Si le recul de 4 à 6 mois travaillés pour entrer dans l’assurance-chômage n’a pas été jugé discriminant sur le plan juridique, la plus haute juridiction administrative souligne que l’exigence d’une durée minimale d’affiliation « est susceptible de désavantager les salariés les plus jeunes ». Il y a quinze jours, la ministre du Travail avait reçu les organisations syndicales et patronales et concédé des aménagements marginaux à ces règles répressives. Sur les 3,4 milliards d’euros d’économies initialement prévus, seul 1 milliard passerait à la trappe lors de l’entrée en vigueur de la réforme reportée à janvier puis avril 2021.
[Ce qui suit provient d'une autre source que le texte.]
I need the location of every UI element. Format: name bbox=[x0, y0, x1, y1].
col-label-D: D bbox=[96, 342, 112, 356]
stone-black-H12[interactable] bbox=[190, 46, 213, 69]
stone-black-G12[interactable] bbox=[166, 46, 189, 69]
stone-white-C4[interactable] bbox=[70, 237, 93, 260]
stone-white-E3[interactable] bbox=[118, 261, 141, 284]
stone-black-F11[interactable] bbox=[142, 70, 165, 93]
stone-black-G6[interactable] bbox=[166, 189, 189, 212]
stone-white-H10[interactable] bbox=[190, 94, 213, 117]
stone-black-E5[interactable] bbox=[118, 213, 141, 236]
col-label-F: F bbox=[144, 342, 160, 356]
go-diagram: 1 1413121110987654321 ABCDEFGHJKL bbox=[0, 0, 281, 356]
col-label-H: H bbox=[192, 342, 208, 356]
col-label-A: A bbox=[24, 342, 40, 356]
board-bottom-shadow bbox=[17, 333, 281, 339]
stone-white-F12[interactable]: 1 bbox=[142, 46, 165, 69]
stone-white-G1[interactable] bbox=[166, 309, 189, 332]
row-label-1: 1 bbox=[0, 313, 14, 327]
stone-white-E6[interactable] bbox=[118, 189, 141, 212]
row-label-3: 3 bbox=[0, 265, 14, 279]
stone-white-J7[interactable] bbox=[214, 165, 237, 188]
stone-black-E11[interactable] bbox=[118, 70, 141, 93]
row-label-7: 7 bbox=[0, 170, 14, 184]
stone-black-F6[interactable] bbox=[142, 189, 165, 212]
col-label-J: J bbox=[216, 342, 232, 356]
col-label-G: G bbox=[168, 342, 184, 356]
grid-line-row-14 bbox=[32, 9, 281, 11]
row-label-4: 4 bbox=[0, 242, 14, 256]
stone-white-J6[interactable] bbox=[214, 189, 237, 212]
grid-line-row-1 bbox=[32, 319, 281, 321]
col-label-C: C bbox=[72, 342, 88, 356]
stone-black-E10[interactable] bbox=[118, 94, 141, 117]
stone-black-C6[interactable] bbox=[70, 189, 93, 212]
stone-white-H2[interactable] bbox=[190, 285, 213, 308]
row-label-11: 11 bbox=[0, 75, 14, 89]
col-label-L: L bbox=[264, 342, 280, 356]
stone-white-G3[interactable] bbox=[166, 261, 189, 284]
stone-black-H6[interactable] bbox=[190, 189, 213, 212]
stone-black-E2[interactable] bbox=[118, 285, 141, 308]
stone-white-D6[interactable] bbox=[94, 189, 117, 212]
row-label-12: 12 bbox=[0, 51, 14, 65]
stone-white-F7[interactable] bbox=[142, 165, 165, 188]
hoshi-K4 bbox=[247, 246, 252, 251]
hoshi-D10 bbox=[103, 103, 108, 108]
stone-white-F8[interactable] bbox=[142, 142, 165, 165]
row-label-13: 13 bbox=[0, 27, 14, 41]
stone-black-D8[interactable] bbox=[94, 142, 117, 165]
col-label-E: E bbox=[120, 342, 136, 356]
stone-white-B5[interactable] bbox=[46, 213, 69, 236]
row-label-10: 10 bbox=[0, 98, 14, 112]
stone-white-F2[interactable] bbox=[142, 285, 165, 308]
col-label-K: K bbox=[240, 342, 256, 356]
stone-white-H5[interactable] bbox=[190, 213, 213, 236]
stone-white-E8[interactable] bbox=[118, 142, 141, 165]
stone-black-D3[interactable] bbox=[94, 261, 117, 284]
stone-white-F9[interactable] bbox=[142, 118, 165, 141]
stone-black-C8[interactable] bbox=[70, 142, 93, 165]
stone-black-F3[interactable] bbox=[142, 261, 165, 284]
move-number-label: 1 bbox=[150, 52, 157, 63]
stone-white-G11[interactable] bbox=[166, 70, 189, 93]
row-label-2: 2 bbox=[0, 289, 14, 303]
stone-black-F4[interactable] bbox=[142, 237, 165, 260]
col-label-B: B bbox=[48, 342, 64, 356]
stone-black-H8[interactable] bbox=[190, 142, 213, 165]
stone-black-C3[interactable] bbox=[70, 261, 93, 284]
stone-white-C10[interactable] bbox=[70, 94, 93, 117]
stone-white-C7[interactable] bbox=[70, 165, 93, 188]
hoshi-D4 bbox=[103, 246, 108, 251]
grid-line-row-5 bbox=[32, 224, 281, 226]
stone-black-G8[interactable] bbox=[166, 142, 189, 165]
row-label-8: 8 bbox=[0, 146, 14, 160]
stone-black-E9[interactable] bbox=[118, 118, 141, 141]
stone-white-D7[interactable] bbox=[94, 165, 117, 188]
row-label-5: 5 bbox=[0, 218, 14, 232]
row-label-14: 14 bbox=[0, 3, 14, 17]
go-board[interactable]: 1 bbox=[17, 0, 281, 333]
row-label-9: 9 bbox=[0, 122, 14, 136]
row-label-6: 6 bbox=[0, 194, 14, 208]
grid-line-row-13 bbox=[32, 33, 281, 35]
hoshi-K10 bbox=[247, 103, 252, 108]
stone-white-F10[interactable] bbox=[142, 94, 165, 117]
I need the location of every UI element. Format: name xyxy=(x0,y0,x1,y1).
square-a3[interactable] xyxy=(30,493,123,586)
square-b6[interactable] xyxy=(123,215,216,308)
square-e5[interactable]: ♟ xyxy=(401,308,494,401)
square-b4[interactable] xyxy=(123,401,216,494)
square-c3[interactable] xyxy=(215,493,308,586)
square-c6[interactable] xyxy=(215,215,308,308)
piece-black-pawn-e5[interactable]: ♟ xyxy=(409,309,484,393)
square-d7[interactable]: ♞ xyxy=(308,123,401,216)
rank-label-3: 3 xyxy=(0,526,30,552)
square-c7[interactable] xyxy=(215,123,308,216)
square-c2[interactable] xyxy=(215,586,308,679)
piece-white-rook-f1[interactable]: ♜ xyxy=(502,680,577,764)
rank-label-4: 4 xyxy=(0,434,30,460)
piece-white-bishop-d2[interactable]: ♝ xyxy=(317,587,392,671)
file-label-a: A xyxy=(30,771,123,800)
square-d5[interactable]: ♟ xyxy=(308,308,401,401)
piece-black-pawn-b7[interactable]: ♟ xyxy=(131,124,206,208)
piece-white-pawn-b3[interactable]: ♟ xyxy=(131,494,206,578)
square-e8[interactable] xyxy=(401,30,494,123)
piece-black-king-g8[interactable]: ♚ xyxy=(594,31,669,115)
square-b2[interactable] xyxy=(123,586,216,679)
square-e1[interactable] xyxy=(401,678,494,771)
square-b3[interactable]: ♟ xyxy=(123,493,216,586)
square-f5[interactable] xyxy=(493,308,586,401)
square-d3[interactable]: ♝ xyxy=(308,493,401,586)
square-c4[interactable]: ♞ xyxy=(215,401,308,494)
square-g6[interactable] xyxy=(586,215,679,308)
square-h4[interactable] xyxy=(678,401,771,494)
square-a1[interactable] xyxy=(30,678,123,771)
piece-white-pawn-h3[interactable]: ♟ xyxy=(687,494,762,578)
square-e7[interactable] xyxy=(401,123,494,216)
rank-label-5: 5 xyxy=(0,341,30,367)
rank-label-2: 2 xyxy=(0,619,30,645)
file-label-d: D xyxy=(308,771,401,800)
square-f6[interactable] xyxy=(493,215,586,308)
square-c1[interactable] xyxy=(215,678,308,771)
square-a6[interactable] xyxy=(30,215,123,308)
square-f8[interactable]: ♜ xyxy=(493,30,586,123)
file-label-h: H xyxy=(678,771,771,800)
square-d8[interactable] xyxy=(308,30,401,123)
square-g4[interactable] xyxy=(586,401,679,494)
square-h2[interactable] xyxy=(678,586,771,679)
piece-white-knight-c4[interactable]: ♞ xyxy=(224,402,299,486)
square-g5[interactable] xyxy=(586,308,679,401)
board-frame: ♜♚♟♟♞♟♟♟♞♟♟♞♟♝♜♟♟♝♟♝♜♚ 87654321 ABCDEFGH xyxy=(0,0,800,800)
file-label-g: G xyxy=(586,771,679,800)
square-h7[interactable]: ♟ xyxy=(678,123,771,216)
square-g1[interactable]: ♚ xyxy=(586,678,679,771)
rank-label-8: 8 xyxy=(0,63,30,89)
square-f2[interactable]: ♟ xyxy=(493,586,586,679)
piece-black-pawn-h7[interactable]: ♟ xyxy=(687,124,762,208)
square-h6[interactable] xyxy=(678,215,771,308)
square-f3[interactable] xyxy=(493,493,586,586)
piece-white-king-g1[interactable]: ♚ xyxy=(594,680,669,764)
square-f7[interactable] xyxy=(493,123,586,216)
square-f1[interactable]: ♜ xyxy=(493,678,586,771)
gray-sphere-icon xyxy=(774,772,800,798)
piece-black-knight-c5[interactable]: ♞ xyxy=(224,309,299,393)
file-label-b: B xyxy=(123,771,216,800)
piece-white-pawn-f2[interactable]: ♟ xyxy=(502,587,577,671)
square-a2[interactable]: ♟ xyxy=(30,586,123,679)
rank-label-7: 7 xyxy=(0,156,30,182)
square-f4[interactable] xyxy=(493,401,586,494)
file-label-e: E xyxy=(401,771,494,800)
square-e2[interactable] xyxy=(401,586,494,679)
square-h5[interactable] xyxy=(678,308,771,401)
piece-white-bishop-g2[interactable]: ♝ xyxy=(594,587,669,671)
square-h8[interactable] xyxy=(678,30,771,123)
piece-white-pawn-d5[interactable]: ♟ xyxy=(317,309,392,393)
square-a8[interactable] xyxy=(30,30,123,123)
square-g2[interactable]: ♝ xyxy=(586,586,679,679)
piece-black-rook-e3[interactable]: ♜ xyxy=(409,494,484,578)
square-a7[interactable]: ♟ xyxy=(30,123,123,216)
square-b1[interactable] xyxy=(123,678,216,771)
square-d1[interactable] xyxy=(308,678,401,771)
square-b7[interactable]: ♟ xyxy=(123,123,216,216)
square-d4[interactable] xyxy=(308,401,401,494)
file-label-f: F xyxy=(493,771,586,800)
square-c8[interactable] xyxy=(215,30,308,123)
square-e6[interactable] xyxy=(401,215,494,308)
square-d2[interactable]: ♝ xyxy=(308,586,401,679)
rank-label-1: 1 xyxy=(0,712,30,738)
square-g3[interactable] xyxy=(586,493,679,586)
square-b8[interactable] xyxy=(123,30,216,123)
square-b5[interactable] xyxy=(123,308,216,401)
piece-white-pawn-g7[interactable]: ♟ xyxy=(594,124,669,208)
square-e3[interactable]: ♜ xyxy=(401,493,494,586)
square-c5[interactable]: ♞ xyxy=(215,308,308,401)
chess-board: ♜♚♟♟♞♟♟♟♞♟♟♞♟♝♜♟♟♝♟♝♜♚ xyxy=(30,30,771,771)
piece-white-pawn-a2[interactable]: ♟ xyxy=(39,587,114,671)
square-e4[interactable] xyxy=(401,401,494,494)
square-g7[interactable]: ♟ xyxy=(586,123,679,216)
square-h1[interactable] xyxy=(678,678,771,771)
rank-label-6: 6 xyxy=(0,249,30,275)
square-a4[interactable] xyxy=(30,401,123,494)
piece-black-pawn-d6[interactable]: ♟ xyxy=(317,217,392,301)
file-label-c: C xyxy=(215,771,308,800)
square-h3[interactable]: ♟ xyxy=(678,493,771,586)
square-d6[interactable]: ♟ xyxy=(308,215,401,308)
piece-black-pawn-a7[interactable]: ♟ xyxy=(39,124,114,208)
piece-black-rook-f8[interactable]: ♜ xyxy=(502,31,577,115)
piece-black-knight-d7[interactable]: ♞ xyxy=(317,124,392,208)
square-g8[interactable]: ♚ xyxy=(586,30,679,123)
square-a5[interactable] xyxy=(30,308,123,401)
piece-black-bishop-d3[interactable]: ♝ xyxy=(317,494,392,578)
Il est temps d’ouvrir de nouvelles négociations

Avec cette décision du Conseil d’État, les syndicats se voient confortés dans leur revendication d’une annulation pure et simple de ce texte. Si, dans un communiqué, Élisabeth Borne estime que les concertations en cours pour tenir compte de la crise « permettront de proposer des solutions conformes à la décision du juge », pour Michel Beaugas, il est maintenant temps de rouvrir de nouvelles négociations : « Il faut nous laisser faire. Ça sera toujours mieux que ce que propose le gouvernement ! En attendant, on peut aussi remettre en place la convention de 2017 qui courait jusqu’au 31 décembre 2020. » Alors que l’Unédic estime à 840 000 le nombre de nouveaux entrants qui toucheraient une allocation plus faible, la CGT appelle d’ores et déjà à manifester le 5 décembre, lors d’une journée d’action contre le chômage et la précarité, et pour exiger sans plus tarder l’abrogation de cette réforme.